Congratulations to Amanda Bosh on her recent highly deserved promotion to Senior Lecturer. Dr Bosh is an astronomer and planetary scientist. Her research focus includes studies of the atmospheres of icy bodies in the outer solar system and the kinematics of planetary rings, both utilizing the stellar occultation technique.
Most recently, Bosh was involved with the June 29, 2015 Pluto occultation event, that occurred a few days prior to closest approach by the NASA New Horizons craft. She was also a co-author on research published this spring, reporting the detection of a shell or ring of fine dust particles around the minor planet (“centaur”) Chiron.
Bosh teaches 3 undergraduate courses in observational astronomy: 12.410/8.287j Observational Techniques of Optical Astronomy. This fall-semester class includes observations made at Wallace Observatory in Westford, MA, and teaches students about the fundamental physical and optical principles used for astronomical measurements at visible wavelengths as well as practical methods of astronomical observations and data analysis.
Over IAP Bosh leads 12.411/12.611 Astronomy Field Camp, an opportunity for Individual research projects in observational astronomy involving supervised work at Lowell Observatory (located in Flagstaff, AZ).
Her spring class is 12.409 Hands-on Astronomy, centered around weekly outdoor observing, both on campus and at Wallace Observatory,, teaches students the background for and techniques of visual observing, telescope use, and astrophotography of the Moon, planets, satellites, stars, and brighter deep-space objects.
Outside the classroom, Dr Bosh coordinates the popular observe@MIT program, an on-campus opportunity for the MIT community to stargaze and to see the sights of the night even within the light-polluted city.
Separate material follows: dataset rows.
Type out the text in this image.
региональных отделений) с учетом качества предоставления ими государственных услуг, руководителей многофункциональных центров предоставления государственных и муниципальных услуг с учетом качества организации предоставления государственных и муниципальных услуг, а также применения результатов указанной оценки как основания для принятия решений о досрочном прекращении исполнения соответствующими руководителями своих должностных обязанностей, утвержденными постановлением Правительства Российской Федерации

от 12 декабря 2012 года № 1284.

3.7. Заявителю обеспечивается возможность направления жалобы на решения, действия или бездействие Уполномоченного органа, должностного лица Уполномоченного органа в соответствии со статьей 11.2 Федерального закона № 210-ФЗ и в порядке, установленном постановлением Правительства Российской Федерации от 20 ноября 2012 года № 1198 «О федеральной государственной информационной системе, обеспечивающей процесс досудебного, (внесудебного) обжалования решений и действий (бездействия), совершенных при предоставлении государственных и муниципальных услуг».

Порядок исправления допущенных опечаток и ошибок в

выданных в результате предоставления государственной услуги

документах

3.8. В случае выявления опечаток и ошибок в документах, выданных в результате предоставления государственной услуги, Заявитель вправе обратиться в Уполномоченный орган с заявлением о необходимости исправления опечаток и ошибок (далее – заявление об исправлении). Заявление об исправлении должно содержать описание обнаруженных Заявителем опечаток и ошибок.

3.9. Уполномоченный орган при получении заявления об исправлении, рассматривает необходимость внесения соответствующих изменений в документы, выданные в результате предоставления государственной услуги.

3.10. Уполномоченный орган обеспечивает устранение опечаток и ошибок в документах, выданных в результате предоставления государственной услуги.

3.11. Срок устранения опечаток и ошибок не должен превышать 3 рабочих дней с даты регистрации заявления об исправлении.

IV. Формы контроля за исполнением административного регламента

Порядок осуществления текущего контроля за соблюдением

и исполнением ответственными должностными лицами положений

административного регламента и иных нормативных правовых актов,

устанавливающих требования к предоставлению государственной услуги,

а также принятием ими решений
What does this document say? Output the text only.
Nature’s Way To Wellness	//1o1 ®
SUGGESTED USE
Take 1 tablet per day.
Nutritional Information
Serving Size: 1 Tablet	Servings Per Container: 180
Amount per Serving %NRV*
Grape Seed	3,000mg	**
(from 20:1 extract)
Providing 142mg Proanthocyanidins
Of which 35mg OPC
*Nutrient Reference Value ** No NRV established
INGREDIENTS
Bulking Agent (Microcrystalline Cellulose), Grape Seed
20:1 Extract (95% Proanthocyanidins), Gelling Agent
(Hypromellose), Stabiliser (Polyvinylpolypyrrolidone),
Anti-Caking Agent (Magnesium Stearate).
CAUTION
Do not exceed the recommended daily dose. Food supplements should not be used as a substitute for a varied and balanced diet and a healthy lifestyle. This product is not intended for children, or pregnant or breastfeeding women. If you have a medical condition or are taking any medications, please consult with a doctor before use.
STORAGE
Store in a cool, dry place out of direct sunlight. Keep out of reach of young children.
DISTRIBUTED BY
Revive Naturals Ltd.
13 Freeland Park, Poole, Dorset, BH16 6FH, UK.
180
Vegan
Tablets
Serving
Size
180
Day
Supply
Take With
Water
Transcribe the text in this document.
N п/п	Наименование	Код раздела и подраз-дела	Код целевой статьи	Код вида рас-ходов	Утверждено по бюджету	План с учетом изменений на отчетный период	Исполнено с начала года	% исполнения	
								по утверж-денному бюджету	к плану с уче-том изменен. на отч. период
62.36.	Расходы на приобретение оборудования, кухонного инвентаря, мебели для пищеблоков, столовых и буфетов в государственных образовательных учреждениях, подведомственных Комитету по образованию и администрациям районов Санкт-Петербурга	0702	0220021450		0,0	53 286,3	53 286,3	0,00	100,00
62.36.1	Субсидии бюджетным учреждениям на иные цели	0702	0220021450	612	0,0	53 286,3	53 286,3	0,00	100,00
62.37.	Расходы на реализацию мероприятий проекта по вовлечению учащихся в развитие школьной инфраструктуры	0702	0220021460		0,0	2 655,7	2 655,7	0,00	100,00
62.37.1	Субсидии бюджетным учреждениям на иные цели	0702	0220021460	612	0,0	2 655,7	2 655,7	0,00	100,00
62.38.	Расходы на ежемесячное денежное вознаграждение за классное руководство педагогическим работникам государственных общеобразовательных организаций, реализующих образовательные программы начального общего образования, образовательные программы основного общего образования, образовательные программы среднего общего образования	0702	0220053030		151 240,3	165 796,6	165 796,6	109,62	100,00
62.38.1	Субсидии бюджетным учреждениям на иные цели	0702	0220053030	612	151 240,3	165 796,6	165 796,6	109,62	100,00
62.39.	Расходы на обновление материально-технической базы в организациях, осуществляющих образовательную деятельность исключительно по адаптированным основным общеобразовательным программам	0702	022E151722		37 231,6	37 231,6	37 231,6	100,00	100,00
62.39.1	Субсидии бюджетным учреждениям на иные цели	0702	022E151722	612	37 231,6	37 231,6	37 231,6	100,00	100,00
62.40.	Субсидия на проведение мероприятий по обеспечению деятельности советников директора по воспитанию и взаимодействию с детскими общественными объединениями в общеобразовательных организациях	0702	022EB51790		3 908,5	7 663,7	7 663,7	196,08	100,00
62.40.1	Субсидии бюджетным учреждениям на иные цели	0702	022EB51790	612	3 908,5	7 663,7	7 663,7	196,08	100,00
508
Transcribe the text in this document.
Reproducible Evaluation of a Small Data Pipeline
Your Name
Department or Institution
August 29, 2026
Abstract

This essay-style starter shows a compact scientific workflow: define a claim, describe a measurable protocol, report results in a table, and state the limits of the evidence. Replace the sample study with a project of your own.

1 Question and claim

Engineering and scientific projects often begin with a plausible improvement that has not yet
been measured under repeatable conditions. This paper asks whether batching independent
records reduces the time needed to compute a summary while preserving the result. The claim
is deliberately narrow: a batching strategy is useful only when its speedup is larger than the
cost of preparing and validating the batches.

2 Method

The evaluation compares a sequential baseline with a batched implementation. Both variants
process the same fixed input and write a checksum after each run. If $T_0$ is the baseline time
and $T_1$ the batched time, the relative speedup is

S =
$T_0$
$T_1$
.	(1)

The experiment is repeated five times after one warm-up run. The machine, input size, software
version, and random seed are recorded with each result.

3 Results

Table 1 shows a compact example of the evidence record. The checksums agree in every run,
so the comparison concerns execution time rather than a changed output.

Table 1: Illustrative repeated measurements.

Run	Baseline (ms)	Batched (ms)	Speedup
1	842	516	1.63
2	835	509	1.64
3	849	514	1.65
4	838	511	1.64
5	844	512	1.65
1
Members of the MIT community are encouraged to come and observe the sky above and learn about space and what there is to see on that particular day or night. Everyone is welcome to participate by looking through one of the telescopes and having a conversation with peers and astronomy enthusiasts alike up on the roof of building 37, on MIT's campus in Cambridge, MA. To be alerted when there is an observe@MIT session, join their mailing list: http://mailman.mit.edu/mailman/listinfo/observe
Bosh also advises graduate and undergraduate students. This year her group includes Masters student Molly Kosiarek XII ’15, and several undergraduate advisees, among them Megan Mansfield ‘16 and Dan Doan '16, who are working with Bosh on their SB theses.
“Amanda brings knowledge, enthusiasm, commitment, and a long relationship with EAPS and MIT to our students,” said Department Head and Schlumberger Professor of Earth and Planetary Science Rob van der Hilst. “We are delighted to see her promoted to Senior Lecturer.”
Bosh holds a double major in EAPS and Materials Science. Her PhD advisor was EAPS professor Jim Elliot. She has been a lecturer in EAPS since 2009.
Dr. Amanda Bosh is a lecturer in planetary science at MIT, teaching courses on astronomical observational techniques. Her research focuses on Pluto's atmosphere and how it changes in response to its increasing distance from the sun. She was the co-creator of an innovative astronomy outreach program for Navajo and Hopi middle school children. Amanda received her PhD from MIT in 1994 in planetary science, as well as SB degrees from MIT in 1987 in planetary science and in materials science and engineering.